Now, with all these lessons, one might think that LaborVoices would be well-placed to execute on this path. We were well-placed, almost perfectly, in fact. Late in 2017, we signed a major, $2M contract with a US Federal agency, to build our sector-wide infrastructure in another host country, a huge vote of confidence for this approach. This contract went south, as described above. We expect that another window will open for this approach, likely involving a US or European sponsoring government or foundation.


A brief list of LaborVoices accomplishments, 2010–2019:

  • Built an anti-human-trafficking start-up targeting the $50B supply chain management market, from self-funding through a seed investment round, operating in 12 countries.

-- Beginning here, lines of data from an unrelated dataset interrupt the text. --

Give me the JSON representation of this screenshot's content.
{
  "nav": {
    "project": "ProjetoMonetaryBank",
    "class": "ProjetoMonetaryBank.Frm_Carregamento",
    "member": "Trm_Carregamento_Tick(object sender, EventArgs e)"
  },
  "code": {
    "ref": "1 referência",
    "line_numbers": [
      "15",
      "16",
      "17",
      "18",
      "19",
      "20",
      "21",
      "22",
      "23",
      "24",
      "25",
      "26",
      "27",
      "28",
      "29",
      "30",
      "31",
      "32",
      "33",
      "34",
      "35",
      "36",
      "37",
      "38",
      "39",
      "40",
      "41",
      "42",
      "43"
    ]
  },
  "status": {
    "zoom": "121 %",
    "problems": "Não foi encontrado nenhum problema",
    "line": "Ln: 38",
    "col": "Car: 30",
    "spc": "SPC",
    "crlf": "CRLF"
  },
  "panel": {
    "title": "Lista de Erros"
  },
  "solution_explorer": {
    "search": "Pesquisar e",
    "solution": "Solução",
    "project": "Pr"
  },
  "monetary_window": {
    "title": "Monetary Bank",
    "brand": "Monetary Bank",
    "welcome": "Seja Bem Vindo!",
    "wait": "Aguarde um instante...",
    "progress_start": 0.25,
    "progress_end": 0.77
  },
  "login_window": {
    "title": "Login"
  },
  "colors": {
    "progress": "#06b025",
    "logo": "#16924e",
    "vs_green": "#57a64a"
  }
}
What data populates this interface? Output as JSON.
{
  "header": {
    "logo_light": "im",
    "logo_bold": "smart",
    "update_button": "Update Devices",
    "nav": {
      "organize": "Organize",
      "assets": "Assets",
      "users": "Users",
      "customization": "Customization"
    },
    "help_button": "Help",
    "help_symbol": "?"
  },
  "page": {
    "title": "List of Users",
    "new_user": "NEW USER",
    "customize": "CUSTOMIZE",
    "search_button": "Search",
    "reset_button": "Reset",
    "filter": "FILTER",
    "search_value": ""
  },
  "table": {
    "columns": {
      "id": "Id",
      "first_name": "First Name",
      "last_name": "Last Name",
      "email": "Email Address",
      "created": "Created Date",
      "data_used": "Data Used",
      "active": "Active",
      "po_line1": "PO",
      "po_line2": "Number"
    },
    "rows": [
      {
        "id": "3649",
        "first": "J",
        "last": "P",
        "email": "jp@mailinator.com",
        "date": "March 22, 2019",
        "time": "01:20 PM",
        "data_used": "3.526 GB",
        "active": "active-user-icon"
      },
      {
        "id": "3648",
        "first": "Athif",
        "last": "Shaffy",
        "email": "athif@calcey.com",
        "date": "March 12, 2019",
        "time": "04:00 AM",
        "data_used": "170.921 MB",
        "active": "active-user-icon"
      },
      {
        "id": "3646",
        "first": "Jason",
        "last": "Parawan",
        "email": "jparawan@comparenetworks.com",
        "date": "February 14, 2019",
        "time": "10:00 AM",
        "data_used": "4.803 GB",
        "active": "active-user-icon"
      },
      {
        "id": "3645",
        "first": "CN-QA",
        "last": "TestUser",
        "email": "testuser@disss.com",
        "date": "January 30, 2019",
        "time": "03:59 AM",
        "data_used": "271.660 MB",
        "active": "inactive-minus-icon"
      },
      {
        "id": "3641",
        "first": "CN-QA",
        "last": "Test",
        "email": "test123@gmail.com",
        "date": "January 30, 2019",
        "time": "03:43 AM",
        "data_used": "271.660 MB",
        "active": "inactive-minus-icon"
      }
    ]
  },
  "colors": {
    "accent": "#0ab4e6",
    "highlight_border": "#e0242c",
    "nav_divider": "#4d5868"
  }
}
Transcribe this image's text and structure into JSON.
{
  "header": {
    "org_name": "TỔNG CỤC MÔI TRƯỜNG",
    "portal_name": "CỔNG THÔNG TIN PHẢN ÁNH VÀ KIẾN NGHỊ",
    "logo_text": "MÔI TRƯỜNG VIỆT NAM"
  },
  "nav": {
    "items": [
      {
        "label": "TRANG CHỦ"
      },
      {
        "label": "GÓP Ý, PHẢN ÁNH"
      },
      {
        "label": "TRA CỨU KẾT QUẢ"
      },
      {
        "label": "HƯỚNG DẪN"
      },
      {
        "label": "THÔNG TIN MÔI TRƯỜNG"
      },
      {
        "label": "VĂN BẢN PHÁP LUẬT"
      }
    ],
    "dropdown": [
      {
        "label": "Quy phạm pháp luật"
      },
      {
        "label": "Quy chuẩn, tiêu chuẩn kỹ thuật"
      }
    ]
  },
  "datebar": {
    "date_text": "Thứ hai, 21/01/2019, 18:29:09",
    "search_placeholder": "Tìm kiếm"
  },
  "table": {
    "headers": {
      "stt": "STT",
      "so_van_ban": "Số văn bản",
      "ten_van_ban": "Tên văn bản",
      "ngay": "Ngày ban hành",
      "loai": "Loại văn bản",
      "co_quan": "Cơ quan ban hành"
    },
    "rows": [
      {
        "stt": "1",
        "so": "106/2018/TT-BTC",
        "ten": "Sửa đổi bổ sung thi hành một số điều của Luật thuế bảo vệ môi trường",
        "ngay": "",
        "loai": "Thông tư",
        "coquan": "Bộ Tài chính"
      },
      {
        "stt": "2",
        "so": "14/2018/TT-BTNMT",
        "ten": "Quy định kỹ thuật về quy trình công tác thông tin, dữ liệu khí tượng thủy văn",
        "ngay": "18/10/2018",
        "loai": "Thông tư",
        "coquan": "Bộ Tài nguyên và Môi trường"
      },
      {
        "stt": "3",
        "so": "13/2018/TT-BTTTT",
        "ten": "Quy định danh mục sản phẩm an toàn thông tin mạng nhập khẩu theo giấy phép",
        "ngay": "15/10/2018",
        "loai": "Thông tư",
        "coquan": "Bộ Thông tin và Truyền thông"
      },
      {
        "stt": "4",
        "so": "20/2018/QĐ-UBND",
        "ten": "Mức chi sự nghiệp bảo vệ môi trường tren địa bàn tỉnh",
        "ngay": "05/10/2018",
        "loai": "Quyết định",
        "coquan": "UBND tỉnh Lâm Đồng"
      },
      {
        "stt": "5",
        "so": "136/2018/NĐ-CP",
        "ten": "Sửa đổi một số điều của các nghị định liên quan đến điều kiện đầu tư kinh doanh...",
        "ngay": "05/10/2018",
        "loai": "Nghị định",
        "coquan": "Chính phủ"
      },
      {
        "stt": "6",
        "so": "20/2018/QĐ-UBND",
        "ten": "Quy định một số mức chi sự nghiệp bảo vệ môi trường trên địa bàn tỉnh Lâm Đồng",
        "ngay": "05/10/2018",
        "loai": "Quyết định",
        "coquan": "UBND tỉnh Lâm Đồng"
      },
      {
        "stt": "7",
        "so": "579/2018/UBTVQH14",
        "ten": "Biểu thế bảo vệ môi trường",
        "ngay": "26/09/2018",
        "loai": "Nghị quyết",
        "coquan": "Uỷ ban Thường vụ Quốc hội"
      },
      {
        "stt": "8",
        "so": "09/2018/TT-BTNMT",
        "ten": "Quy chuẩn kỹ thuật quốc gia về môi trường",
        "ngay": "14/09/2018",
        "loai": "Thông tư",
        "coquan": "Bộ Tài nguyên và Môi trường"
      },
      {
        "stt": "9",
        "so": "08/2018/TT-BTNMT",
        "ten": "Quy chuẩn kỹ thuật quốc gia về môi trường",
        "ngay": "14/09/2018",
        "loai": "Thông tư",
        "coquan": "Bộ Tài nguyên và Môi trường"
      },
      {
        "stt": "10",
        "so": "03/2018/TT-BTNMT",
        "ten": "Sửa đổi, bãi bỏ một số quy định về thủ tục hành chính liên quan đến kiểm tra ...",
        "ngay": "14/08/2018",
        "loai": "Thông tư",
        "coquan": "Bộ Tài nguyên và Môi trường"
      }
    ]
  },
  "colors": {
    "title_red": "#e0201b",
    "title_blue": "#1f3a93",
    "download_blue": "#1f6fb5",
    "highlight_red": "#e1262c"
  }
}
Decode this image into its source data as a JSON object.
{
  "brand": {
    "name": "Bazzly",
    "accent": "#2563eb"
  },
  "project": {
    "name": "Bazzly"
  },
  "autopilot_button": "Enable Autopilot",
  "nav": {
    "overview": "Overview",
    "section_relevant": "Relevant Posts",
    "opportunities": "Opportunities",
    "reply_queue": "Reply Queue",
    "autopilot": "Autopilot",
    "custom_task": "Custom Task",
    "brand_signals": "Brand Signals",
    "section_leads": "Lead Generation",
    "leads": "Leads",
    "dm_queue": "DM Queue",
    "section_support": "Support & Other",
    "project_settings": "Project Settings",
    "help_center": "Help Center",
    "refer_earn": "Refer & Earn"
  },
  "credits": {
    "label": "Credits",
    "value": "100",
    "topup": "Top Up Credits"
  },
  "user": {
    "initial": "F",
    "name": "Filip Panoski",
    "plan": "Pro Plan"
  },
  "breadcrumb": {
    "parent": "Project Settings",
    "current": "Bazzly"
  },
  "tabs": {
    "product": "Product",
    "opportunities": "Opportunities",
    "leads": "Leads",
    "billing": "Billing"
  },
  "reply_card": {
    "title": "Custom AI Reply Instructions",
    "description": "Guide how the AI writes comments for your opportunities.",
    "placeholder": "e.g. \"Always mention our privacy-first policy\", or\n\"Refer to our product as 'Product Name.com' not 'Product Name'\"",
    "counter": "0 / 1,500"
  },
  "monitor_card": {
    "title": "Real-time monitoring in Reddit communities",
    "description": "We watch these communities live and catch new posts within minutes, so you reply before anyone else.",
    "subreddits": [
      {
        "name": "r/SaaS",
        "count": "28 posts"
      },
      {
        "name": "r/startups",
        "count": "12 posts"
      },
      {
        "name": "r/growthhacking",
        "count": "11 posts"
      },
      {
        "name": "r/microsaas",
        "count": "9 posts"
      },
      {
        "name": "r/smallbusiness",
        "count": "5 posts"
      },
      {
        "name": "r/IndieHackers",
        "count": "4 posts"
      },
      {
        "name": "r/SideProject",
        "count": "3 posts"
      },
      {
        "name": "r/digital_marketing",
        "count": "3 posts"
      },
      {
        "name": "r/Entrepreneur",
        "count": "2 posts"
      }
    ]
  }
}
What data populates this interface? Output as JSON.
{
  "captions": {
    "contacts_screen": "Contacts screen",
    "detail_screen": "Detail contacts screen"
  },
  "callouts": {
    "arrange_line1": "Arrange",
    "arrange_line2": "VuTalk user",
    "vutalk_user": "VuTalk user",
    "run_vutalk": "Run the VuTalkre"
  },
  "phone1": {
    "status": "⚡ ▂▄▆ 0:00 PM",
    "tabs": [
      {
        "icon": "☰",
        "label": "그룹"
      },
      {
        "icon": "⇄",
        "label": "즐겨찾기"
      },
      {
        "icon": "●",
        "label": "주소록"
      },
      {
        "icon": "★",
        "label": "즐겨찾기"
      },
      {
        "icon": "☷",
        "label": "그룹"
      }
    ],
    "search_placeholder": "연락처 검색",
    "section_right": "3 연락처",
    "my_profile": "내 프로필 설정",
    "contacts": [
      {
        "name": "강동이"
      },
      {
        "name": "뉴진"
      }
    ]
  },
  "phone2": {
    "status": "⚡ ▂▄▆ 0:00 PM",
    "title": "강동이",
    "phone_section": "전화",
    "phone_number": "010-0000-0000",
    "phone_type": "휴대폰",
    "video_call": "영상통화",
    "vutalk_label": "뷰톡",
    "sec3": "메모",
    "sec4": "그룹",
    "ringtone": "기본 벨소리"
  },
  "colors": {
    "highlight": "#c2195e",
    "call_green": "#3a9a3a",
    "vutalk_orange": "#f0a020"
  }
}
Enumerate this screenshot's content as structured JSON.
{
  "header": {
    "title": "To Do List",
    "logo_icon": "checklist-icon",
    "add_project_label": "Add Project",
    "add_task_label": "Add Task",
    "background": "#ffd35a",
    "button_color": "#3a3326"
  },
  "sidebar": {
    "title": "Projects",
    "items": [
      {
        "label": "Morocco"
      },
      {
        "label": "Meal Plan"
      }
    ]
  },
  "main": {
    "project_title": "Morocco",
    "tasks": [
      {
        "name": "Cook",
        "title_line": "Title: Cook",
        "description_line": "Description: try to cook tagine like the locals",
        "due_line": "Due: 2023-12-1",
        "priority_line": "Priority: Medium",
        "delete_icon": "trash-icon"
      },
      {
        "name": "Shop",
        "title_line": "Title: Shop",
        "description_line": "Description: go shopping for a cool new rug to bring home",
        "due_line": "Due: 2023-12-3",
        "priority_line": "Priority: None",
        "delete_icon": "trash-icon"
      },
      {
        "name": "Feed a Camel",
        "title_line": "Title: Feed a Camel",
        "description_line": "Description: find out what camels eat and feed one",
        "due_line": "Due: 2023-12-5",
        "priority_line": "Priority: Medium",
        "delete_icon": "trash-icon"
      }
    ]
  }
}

  • First-to-market with an online dashboard of independent worker-generated intelligence on child labor, human trafficking and migrant worker abuses.
  • First with audio-based “Glassdoor-like” intel for workers to vote-with-their-feet for better jobs, in over 15 languages.
  • Grew to a peak team of 17 full-time employees and contractors.
  • Secured $4.8M+ in revenue through detail-oriented product development, sales, and operations.
  • Attracted a sales pipeline of 100+ multinational corporate brands in apparel, agriculture, and electronics.
  • Achieved 6 years of customer revenue, including from Apple, Gap, Nike, and Walmart.
  • Delivered 2 country-wide, multi-year supply chain compliance solutions for customers in Turkish apparel and Argentinian agriculture. Both became repeat, reference customers.
  • Discovered many individual abuses (infant deaths in Indian factory child care facilities), systemic issues (Syrian refugees in Turkish sweatshops), and industry conditions (statistically-significant signals of human trafficking across Bangladesh apparel factory workers).
  • Published first industry-wide benchmarking, ranking named factories in Bangladesh and Turkey.
  • Inspired press coverage: BBC, Bloomberg, Wall Street Journal, Reuters, Forbes, Entrepreneur, Inc. Cited in The Big Pivot and a SJSU business case study. Authored a chapter in 2019 book on tech approaches to human rights in supply chains.